4.12. wijst af het meer of anders verzochte.”

4.2. De vrouw is met zeven grieven in hoger beroep gekomen van de bestreden beschikking. De vrouw verzoekt het hof de bestreden beschikking te vernietigen en opnieuw beschikkende:

4.3. De man voert verweer en verzoekt het hof: I. de verzoeken van de vrouw dan wel haar grieven af te wijzen; II. de af te geven beschikking uitvoerbaar bij voorraad te verklaren; III. kosten rechtens.

5 De motivering van de beslissing

Ontvankelijkheid

5.1. De rechtbank heeft in het dictum van de bestreden beschikking door middel van een spoorboekje de wijze van verdeling van de woning te [woonplaats2] gelast.De rechtbank heeft daarbij (onder 4.10) bepaald dat, indien de vrouw niet (ook niet bij volmacht) meewerkt aan de juridische levering van de woning in [woonplaats2] aan de man of de koper op een door de notaris te bepalen datum en tijdstip, de beschikking van de rechtbank in de plaats treedt van de voor levering van de woning vereiste wilsverklaring van de vrouw in de notariële akte.

5.2. Artikel 3:301 lid 2 van het Burgerlijk Wetboek (BW) bepaalt – voor zover hier van belang – dat hoger beroep tegen een beslissing waarbij de rechter heeft bepaald dat zijn uitspraak in de plaats van een akte kan treden, op straffe van niet-ontvankelijkheid binnen acht dagen na het instellen van het rechtsmiddel wordt ingeschreven in het rechtsmiddelenregister.

5.3. Het voorschrift van artikel 3:301 lid 2 BW strekt ertoe dat bij inschrijving in de openbare registers van een uitspraak die in de plaats treedt van (een deel van) een tot levering bestemde akte als bedoeld in artikel 3:89 BW, zoveel mogelijk buiten twijfel wordt gesteld dat op het tijdstip waarop de beroepstermijn verstreek, geen rechtsmiddel is ingesteld.

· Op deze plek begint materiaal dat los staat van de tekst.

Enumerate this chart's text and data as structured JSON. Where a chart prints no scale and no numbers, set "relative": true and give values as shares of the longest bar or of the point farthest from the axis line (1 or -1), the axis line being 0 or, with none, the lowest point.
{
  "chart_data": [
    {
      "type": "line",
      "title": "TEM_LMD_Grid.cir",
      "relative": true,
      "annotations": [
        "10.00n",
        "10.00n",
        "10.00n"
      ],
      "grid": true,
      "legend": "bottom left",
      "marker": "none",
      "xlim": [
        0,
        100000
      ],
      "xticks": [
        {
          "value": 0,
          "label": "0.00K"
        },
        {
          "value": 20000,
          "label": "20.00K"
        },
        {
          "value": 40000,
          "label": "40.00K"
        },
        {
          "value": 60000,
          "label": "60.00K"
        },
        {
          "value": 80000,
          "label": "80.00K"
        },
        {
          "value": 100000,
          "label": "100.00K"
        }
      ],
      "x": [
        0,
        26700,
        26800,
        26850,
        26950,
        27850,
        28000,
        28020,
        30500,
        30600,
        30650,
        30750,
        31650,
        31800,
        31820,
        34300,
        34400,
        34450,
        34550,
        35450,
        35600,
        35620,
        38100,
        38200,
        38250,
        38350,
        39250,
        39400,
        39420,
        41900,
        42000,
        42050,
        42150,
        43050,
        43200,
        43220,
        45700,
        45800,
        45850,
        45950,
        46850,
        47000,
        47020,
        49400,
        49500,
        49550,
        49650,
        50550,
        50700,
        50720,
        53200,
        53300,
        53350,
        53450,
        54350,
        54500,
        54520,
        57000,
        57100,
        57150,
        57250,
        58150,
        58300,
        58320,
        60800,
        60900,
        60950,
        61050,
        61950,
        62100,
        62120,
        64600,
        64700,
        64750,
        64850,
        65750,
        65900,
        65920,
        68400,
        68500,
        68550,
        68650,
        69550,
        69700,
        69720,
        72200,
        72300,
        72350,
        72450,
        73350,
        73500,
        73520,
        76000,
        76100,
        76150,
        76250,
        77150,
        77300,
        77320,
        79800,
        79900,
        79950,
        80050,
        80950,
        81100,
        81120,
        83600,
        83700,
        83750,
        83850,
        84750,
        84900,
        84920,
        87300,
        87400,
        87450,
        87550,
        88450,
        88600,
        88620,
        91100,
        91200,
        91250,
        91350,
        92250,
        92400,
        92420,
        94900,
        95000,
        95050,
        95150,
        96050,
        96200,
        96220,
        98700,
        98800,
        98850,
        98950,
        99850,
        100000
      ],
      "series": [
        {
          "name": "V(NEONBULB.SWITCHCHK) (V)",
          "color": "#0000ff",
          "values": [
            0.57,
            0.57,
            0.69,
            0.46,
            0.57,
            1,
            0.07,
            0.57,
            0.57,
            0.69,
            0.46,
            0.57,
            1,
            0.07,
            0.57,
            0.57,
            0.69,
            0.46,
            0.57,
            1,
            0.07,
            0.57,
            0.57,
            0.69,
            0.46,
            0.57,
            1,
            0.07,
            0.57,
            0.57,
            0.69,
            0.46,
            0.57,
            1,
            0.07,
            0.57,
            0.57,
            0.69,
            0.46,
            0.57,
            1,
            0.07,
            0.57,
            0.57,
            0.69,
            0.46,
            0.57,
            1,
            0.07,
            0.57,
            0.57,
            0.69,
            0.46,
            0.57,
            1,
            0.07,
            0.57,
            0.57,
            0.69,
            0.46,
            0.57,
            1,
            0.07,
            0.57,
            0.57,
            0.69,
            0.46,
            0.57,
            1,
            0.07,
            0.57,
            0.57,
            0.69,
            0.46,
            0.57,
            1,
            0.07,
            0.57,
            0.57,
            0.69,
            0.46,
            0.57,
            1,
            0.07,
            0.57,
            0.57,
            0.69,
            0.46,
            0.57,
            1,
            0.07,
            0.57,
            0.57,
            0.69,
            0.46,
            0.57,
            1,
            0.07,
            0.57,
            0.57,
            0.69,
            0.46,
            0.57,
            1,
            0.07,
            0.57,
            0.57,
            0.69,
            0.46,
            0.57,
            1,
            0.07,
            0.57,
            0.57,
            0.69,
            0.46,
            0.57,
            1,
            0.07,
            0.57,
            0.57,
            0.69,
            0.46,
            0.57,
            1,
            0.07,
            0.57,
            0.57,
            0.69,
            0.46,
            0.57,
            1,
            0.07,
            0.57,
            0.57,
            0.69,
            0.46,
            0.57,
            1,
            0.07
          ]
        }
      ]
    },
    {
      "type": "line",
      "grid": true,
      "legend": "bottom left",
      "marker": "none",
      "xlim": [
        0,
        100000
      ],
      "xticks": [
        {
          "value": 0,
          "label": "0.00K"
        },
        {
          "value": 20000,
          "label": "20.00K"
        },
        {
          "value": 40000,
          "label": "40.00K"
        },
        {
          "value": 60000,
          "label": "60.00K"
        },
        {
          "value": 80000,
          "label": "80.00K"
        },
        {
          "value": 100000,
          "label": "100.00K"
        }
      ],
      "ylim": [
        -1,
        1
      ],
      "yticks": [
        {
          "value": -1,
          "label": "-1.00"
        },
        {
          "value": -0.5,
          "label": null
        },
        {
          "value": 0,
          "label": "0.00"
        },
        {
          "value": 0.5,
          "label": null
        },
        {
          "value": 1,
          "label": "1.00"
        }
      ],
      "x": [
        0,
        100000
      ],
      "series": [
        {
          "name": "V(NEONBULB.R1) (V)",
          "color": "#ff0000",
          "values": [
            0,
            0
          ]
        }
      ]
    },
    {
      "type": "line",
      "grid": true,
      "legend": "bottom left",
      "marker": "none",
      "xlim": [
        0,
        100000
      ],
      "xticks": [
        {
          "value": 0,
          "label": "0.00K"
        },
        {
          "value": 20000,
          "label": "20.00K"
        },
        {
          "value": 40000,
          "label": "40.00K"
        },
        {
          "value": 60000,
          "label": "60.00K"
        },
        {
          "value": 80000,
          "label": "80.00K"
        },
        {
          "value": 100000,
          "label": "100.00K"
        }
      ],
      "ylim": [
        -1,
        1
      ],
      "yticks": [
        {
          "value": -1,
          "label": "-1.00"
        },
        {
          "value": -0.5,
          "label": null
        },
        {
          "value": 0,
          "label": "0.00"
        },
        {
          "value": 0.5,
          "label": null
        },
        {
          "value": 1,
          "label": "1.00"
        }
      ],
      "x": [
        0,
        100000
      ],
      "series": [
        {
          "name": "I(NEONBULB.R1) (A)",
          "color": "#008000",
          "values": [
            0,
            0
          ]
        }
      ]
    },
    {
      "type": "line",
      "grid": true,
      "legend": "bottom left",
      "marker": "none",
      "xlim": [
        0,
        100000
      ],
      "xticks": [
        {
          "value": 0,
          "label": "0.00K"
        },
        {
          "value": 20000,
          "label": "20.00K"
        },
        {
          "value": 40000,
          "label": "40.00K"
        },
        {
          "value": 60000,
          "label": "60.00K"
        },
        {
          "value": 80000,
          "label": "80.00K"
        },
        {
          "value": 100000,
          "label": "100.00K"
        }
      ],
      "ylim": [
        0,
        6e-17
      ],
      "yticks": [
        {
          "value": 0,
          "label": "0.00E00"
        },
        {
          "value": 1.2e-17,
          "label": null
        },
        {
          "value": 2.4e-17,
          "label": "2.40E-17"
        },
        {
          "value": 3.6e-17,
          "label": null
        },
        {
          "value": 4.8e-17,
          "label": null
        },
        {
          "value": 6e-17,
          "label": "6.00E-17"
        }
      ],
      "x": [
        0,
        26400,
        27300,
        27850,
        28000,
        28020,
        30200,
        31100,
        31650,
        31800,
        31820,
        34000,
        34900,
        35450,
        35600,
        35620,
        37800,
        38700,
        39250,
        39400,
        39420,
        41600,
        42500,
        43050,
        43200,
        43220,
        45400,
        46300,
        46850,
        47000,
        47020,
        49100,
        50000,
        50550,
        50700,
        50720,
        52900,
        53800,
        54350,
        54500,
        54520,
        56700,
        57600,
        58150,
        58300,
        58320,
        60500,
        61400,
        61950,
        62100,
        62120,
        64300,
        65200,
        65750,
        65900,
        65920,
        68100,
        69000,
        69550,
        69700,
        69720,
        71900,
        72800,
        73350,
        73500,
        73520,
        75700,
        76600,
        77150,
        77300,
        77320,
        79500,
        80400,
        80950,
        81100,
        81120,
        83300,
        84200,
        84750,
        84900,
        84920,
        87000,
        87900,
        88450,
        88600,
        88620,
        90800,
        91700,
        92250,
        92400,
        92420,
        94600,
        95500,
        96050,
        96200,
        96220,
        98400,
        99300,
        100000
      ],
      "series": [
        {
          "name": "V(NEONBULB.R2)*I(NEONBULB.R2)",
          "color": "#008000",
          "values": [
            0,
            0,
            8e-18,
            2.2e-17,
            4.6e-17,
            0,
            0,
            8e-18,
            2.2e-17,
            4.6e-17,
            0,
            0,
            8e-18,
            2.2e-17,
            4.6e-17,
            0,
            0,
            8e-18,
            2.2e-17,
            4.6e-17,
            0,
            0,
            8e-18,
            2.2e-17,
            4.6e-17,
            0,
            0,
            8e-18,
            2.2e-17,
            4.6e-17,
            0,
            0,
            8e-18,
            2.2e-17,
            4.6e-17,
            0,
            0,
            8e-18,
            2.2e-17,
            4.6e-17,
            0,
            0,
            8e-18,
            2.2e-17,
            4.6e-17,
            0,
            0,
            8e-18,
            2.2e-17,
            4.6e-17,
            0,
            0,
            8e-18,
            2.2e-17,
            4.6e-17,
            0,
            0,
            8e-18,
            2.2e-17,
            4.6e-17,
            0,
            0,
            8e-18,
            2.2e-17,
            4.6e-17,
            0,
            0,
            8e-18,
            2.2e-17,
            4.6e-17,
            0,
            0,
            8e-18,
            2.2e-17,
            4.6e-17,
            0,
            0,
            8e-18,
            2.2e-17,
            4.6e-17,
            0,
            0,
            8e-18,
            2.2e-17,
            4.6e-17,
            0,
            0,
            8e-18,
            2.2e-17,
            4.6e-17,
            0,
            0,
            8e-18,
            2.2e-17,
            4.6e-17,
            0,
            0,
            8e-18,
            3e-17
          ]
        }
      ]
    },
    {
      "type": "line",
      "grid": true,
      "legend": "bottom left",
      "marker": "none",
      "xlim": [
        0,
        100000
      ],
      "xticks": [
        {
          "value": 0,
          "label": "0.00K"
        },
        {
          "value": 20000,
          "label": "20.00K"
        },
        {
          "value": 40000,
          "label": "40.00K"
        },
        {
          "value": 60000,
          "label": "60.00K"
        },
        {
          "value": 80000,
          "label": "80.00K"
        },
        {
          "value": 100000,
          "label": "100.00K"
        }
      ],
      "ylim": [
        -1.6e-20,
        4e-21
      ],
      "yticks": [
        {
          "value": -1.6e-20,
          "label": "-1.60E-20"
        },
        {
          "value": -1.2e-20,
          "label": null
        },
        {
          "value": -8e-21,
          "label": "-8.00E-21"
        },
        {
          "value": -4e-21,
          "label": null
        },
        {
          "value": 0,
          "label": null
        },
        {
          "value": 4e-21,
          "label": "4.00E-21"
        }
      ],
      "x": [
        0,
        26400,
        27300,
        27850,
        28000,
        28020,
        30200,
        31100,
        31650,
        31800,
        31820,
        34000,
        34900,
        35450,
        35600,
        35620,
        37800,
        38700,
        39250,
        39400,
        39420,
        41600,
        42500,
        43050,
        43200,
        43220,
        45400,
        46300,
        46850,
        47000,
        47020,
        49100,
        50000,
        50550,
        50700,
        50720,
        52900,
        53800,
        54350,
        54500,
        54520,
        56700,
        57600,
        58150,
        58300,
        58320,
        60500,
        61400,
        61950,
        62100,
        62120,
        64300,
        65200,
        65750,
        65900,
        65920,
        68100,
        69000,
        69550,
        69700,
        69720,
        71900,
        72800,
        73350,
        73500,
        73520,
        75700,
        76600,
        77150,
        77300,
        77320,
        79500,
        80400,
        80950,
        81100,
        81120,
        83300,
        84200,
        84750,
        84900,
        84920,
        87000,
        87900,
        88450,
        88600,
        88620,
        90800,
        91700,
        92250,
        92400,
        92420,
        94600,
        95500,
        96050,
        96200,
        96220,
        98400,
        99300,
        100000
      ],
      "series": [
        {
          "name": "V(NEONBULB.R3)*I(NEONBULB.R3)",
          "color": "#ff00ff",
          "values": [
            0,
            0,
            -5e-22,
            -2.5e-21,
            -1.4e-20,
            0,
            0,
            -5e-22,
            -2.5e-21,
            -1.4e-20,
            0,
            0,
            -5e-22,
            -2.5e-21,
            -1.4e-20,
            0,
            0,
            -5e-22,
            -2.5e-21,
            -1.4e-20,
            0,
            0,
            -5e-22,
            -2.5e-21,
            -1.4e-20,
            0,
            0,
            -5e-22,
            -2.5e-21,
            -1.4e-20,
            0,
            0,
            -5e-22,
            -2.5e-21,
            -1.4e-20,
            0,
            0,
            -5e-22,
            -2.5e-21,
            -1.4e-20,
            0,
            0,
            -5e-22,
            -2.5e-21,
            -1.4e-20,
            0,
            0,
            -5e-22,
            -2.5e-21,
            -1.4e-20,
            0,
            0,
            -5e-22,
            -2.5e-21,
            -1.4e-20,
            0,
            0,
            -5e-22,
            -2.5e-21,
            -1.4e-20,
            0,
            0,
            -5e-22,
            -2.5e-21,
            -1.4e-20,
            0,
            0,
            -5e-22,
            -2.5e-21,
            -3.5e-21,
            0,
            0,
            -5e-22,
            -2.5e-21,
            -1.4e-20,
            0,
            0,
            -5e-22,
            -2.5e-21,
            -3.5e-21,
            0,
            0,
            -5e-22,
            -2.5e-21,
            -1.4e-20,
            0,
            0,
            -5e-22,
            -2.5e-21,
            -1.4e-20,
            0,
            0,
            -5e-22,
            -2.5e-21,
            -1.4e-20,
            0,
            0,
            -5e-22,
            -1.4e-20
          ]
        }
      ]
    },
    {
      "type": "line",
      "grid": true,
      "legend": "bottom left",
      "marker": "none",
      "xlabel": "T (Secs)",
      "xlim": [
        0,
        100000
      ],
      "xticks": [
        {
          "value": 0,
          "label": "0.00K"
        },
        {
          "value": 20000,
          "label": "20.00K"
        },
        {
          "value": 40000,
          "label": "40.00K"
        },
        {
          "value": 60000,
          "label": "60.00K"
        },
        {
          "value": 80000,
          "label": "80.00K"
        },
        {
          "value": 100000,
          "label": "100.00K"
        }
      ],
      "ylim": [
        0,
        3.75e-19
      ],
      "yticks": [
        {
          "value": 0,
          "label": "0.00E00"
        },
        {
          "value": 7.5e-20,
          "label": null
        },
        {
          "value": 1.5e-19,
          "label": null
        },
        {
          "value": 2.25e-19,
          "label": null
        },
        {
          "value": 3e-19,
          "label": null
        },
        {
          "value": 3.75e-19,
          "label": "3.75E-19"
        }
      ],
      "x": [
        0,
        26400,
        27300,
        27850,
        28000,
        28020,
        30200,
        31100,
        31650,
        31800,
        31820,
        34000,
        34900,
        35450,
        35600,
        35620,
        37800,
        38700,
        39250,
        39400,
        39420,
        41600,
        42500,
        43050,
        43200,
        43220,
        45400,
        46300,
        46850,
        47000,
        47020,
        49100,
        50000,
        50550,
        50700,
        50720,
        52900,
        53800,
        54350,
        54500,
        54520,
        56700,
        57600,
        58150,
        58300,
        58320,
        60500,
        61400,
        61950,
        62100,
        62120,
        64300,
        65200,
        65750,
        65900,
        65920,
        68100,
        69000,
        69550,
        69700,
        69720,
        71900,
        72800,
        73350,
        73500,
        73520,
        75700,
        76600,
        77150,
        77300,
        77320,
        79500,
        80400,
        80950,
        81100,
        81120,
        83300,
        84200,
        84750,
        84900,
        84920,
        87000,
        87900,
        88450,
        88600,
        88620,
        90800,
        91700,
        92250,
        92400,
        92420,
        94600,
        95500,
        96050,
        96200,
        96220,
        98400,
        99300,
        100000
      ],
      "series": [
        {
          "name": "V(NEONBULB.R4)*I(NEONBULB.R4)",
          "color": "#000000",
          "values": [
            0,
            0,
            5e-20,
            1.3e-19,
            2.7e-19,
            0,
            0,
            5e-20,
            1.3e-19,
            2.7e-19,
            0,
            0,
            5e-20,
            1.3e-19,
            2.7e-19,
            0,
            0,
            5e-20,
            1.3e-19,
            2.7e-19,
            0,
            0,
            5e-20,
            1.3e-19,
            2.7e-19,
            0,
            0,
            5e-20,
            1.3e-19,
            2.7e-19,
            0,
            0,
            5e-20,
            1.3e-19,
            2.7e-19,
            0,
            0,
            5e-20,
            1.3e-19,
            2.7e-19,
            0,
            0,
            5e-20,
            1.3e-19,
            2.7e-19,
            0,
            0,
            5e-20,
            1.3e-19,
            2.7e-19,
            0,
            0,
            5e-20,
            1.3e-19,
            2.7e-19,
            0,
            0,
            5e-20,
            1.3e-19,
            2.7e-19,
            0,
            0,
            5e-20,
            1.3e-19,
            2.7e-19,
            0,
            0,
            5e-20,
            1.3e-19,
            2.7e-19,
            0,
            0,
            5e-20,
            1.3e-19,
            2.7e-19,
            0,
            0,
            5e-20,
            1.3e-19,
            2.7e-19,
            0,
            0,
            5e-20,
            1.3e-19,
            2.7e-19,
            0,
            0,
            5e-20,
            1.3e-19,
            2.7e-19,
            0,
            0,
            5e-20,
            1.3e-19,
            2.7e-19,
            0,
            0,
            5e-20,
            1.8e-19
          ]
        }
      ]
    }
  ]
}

Dit is van belang voor de rechtszekerheid die is vereist bij de verkrijging van registergoederen. De bepaling bewerkstelligt dat de griffier van het gerecht dat de uitspraak heeft gedaan, bij de afgifte van de in artikel 25 Kadasterwet bedoelde verklaring dat hem niet van het instellen van een gewoon rechtsmiddel is gebleken, kan afgaan op het rechtsmiddelenregister. Dit is niet alleen van belang in de gevallen die in artikel 25 lid 1, onder a en b, Kadasterwet zijn genoemd, maar ook in het geval waarin de in te schrijven uitspraak uitvoerbaar bij voorraad is verklaard.[1]

5.4. De rechter dient ambtshalve na te gaan of aan het voorschrift van artikel 3:301 lid 2 BW is voldaan.[2]

5.5. Een niet-ontvankelijkheid op de voet van artikel 3:301 lid 2 BW strekt zich alleen uit tot de grieven of klachten die zich richten tegen oordelen die betrekking hebben op het gedeelte van de uitspraak dat blijkens het dictum in de plaats treedt van (een deel van) de tot levering bestemde akte en daarmee onlosmakelijk verbonden oordelen.[3] Verder geldt de eis van inschrijving in het rechtsmiddelenregister slechts voor gevallen waarin de bestreden uitspraak op het moment dat het rechtsmiddel wordt ingesteld, daadwerkelijk in de plaats van (een deel van) de akte van levering is getreden of nog kan treden.[4]

5.6. De advocaat van de vrouw heeft op de mondelinge behandeling bij het hof verklaard dat het hoger beroep niet is ingeschreven in het rechtsmiddelenregister. Zij heeft zich daarbij op het standpunt gesteld dat inschrijving in het rechtsmiddelenregister niet nodig was, omdat er geen sprake is van een situatie als bedoeld in artikel 3:300 lid 2 BW. Het vereiste van inschrijving geldt immers slechts voor gevallen waarin de bestreden uitspraak op het moment dat het rechtsmiddel wordt ingesteld daadwerkelijk in de plaats van de akte van levering is getreden of nog kan treden en daarvan is geen sprake, aldus de advocaat van de vrouw. De man deelt deze visie niet en stelt zich op het standpunt dat inschrijving in het rechtsmiddelenregister wel vereist was.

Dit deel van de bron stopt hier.